The first annual Springfield Youth Olympics took place at Springfield College during less-than-ideal weather conditions. ABC40 showed plenty of footage of the rain pounding the bleacher stands, commenting on the poor turnout.
Christian McCollum’s report in today’s Republican, on the other hand, doesn’t mention the weather or the turnout, but focuses on the significance of the weekend event in fostering a sense of community and showcasing abilities.
Thankfully the site for the olympics provides plenty of photos of events both Friday and Saturday. The photos do not capture all the rain; it appears that because of the timing of ABC40′s appearance at the event, that was the main feature for their reporting team, and thus, it becomes the news.
What we’re not hearing is who won which events, especially since the officials quoted in McCollum’s article appear to spend their time patting themselves and each other on the back rather than talking about sports. The great pictures on the event’s site don’t have captions, but at least the medal ceremony is there for us in images.
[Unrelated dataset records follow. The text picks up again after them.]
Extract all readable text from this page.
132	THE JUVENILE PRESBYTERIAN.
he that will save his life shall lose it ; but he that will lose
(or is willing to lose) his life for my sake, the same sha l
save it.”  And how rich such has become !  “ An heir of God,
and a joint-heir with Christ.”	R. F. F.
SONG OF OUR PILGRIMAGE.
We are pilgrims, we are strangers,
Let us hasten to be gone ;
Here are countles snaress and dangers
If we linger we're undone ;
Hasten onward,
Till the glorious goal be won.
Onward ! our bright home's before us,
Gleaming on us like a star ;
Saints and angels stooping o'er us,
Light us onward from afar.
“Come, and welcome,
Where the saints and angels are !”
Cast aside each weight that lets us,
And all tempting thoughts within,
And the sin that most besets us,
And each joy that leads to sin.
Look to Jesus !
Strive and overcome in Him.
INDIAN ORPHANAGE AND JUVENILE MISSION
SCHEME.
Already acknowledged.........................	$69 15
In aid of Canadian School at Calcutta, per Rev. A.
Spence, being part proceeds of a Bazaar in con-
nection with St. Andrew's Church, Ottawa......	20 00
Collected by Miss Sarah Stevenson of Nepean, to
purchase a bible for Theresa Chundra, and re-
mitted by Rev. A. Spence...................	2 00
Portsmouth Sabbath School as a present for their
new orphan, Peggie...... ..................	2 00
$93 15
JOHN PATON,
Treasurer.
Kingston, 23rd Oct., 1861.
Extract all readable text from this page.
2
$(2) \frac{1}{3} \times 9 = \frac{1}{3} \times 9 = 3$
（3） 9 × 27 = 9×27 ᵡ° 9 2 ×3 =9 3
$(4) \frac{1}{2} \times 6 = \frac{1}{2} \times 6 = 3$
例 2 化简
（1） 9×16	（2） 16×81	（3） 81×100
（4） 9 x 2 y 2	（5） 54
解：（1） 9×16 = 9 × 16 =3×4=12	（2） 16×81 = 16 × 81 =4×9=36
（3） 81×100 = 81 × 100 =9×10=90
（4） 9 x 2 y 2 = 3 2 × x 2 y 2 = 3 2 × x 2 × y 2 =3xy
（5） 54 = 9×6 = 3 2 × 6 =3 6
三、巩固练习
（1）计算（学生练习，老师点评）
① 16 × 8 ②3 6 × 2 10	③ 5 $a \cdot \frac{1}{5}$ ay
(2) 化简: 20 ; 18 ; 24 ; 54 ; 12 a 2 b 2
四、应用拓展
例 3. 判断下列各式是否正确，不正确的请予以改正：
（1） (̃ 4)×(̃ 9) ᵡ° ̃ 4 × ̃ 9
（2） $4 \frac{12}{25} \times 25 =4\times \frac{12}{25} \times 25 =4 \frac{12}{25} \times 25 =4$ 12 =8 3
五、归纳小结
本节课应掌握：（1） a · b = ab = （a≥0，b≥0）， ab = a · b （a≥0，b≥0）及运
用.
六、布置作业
A Hoop It Up event downtown was cited in some news reports about the Puerto Rican Day parade, such as a CBS3 report about public disorder afterwards, and a report in Friday’s Republican. Hoop It Up received its own coverage, however, from 22News, which actually spent a little time lingering at the three-on-three event and talking to participants. “Approximately 14″ people were arrested, according to today’s report in the Republican, which opted to cover the parade itself in a separate article.
ABC40 also covered the parade, initially headlining it with the news about public disorder, whereas the report itself is rather upbeat. It includes a woman talking about how she was born in Springfield and so were her children, but she wants them to know where they come from. Being among the more recent ethnic-group arrivals to the northeastern US, Puerto Ricans may have closer contact with that history and perhaps also with each other compared to some groups of Americans of European or African descent.
MassLive.com’s Springfield forum is bursting with anonymous commentary about the parade event, ranging from people frustrated with the litter afterwards, to complaining that there is so much emphasis on Puerto Rican heritage and pride in Springfield, to criticisms of Police Commissioner Edward Flynn. Flynn showed up on the scene and was shown on camera saying the disorder wasn’t the parade’s fault, and it’s a learning opportunity for next year.
22News has probably the best footage showing how the reluctant-to-disperse crowds looked after the parade. In today’s article from the Republican about the arrests, Police Captain Joseph Parylak is quoted saying, “Once the agitators were arrested and the traffic was diverged, everything got quiet. Then the rain came and it all settled down.”